Henryk Jaźnicki

Personal information
- Full name: Henryk Jaźnicki
- Date of birth: 6 September 1917
- Place of birth: Radzyń Podlaski, Congress Poland
- Date of death: 25 February 2004 (aged 86)
- Place of death: Józefów, Poland
- Height: 1.72 m (5 ft 7+1⁄2 in)
- Position: Forward

Senior career*
- Years: Team / Apps / (Gls)
- 1938–1939: Polonia Warsaw / 26 / (12)
- 1945: Polonia Warsaw
- 1945–1946: Społem Warsaw
- 1947–1952: Polonia Warsaw

International career
- 1939: Poland / 1 / (0)

= Henryk Jaźnicki =

Polish footballer (1917–2004)

Henryk Jaźnicki (6 September 1917 – 25 February 2004) was a Polish footballer who played as a forward. Representing Polonia Warsaw, he also played for their basketball, volleyball and handball teams.

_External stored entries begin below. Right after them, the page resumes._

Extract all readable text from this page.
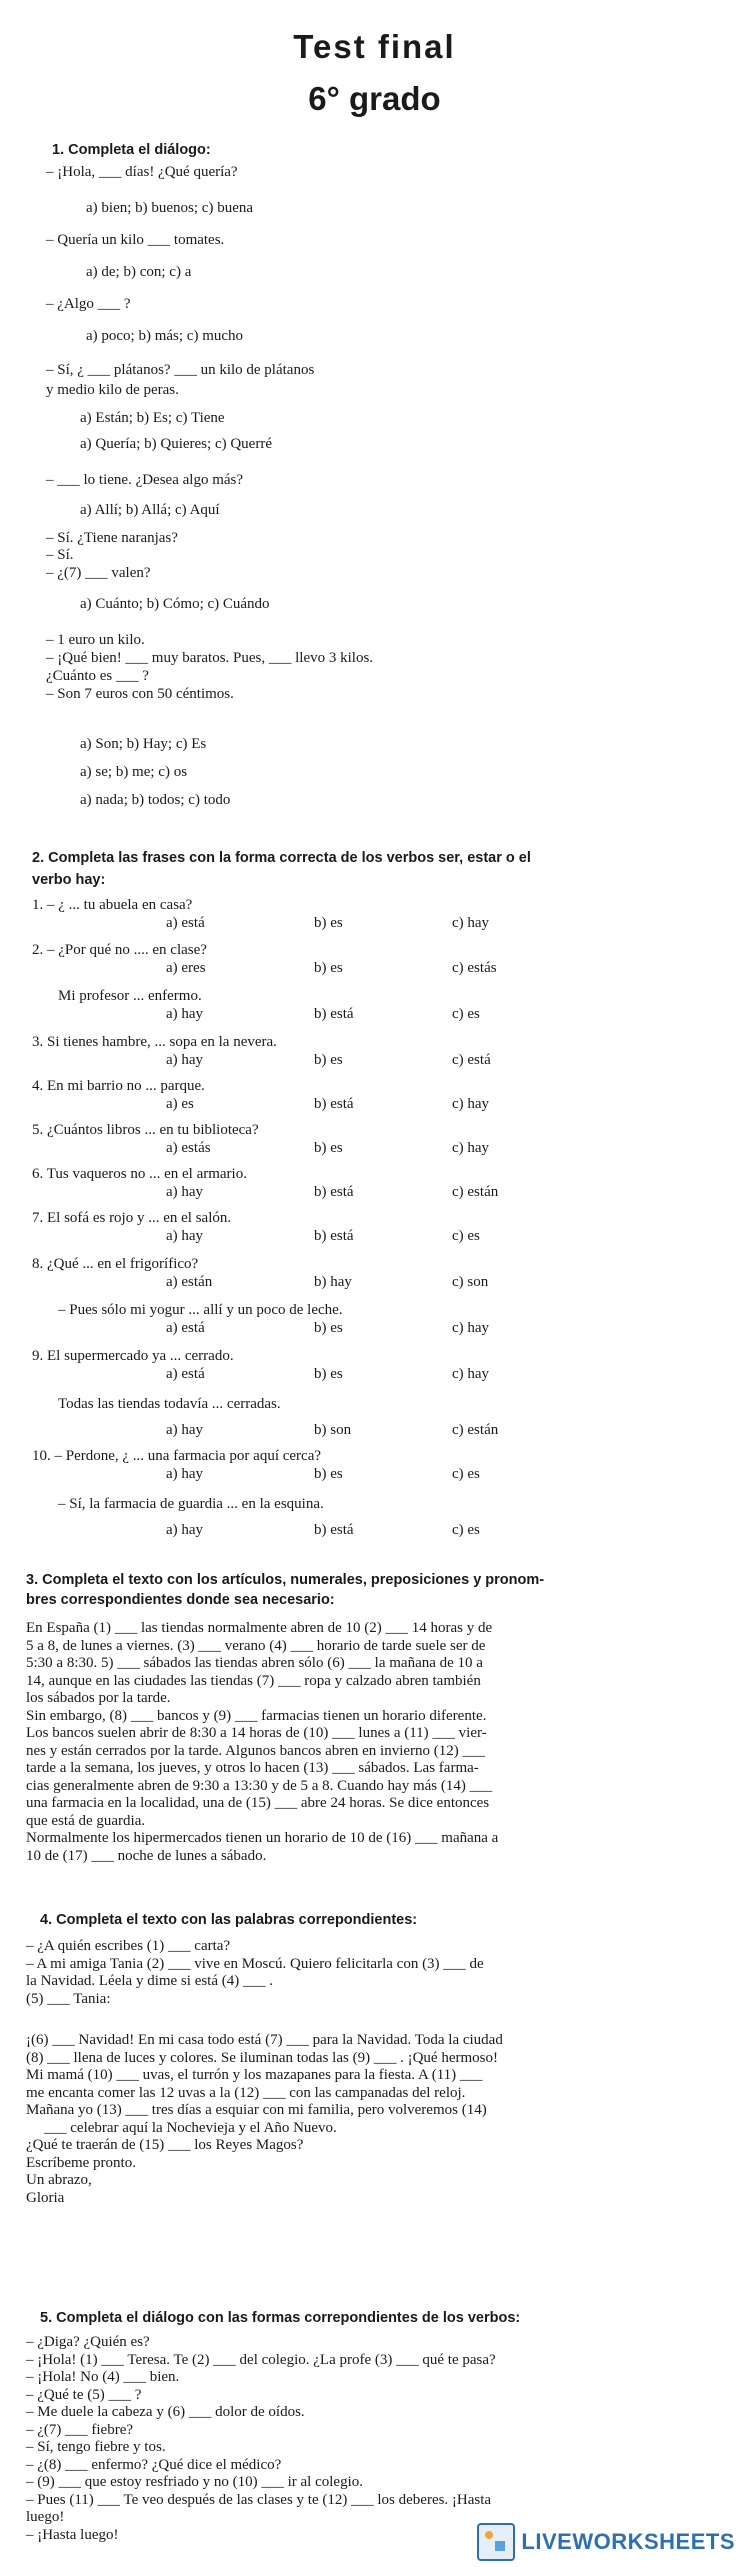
Test final
6° grado
1. Completa el diálogo:
– ¡Hola, ___ días! ¿Qué quería?
a) bien; b) buenos; c) buena
– Quería un kilo ___ tomates.
a) de; b) con; c) a
– ¿Algo ___ ?
a) poco; b) más; c) mucho
– Sí, ¿ ___ plátanos? ___ un kilo de plátanos
y medio kilo de peras.
a) Están; b) Es; c) Tiene
a) Quería; b) Quieres; c) Querré
– ___ lo tiene. ¿Desea algo más?
a) Allí; b) Allá; c) Aquí
– Sí. ¿Tiene naranjas?
– Sí.
– ¿(7) ___ valen?
a) Cuánto; b) Cómo; c) Cuándo
– 1 euro un kilo.
– ¡Qué bien! ___ muy baratos. Pues, ___ llevo 3 kilos.
¿Cuánto es ___ ?
– Son 7 euros con 50 céntimos.
a) Son; b) Hay; c) Es
a) se; b) me; c) os
a) nada; b) todos; c) todo
2. Completa las frases con la forma correcta de los verbos ser, estar o el
verbo hay:
1. – ¿ ... tu abuela en casa?
a) está	b) es	c) hay
2. – ¿Por qué no .... en clase?
a) eres	b) es	c) estás
Mi profesor ... enfermo.
a) hay	b) está	c) es
3. Si tienes hambre, ... sopa en la nevera.
a) hay	b) es	c) está
4. En mi barrio no ... parque.
a) es	b) está	c) hay
5. ¿Cuántos libros ... en tu biblioteca?
a) estás	b) es	c) hay
6. Tus vaqueros no ... en el armario.
a) hay	b) está	c) están
7. El sofá es rojo y ... en el salón.
a) hay	b) está	c) es
8. ¿Qué ... en el frigorífico?
a) están	b) hay	c) son
– Pues sólo mi yogur ... allí y un poco de leche.
a) está	b) es	c) hay
9. El supermercado ya ... cerrado.
a) está	b) es	c) hay
Todas las tiendas todavía ... cerradas.
a) hay	b) son	c) están
10. – Perdone, ¿ ... una farmacia por aquí cerca?
a) hay	b) es	c) es
– Sí, la farmacia de guardia ... en la esquina.
a) hay	b) está	c) es
3. Completa el texto con los artículos, numerales, preposiciones y pronom-
bres correspondientes donde sea necesario:
En España (1) ___ las tiendas normalmente abren de 10 (2) ___ 14 horas y de
5 a 8, de lunes a viernes. (3) ___ verano (4) ___ horario de tarde suele ser de
5:30 a 8:30. 5) ___ sábados las tiendas abren sólo (6) ___ la mañana de 10 a
14, aunque en las ciudades las tiendas (7) ___ ropa y calzado abren también
los sábados por la tarde.
Sin embargo, (8) ___ bancos y (9) ___ farmacias tienen un horario diferente.
Los bancos suelen abrir de 8:30 a 14 horas de (10) ___ lunes a (11) ___ vier-
nes y están cerrados por la tarde. Algunos bancos abren en invierno (12) ___
tarde a la semana, los jueves, y otros lo hacen (13) ___ sábados. Las farma-
cias generalmente abren de 9:30 a 13:30 y de 5 a 8. Cuando hay más (14) ___
una farmacia en la localidad, una de (15) ___ abre 24 horas. Se dice entonces
que está de guardia.
Normalmente los hipermercados tienen un horario de 10 de (16) ___ mañana a
10 de (17) ___ noche de lunes a sábado.
4. Completa el texto con las palabras correpondientes:
– ¿A quién escribes (1) ___ carta?
– A mi amiga Tania (2) ___ vive en Moscú. Quiero felicitarla con (3) ___ de
la Navidad. Léela y dime si está (4) ___ .
(5) ___ Tania:
¡(6) ___ Navidad! En mi casa todo está (7) ___ para la Navidad. Toda la ciudad
(8) ___ llena de luces y colores. Se iluminan todas las (9) ___ . ¡Qué hermoso!
Mi mamá (10) ___ uvas, el turrón y los mazapanes para la fiesta. A (11) ___
me encanta comer las 12 uvas a la (12) ___ con las campanadas del reloj.
Mañana yo (13) ___ tres días a esquiar con mi familia, pero volveremos (14)
___ celebrar aquí la Nochevieja y el Año Nuevo.
¿Qué te traerán de (15) ___ los Reyes Magos?
Escríbeme pronto.
Un abrazo,
Gloria
5. Completa el diálogo con las formas correpondientes de los verbos:
– ¿Diga? ¿Quién es?
– ¡Hola! (1) ___ Teresa. Te (2) ___ del colegio. ¿La profe (3) ___ qué te pasa?
– ¡Hola! No (4) ___ bien.
– ¿Qué te (5) ___ ?
– Me duele la cabeza y (6) ___ dolor de oídos.
– ¿(7) ___ fiebre?
– Sí, tengo fiebre y tos.
– ¿(8) ___ enfermo? ¿Qué dice el médico?
– (9) ___ que estoy resfriado y no (10) ___ ir al colegio.
– Pues (11) ___ Te veo después de las clases y te (12) ___ los deberes. ¡Hasta
luego!
– ¡Hasta luego!	LIVEWORKSHEETS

Jaźnicki made his sole appearance for the Poland national football team on 27 August 1939 in Warsaw, in a 4–2 win over Hungary, and was replaced in the 31st minute by Stanisław Baran.

After the Second World War, Jaźnicki returned to Polonia, where he continued his career until 1952. He not only excelled in football - he also played volleyball (winning three national titles), basketball (national title in 1947) and handball (runners-up in 1947). During the war, he fought in the Polish September Campaign, was caught by the Germans, was a prisoner of notorious Pawiak prison in Warsaw, before being shuttled to Sachsenhausen and Mauthausen camps.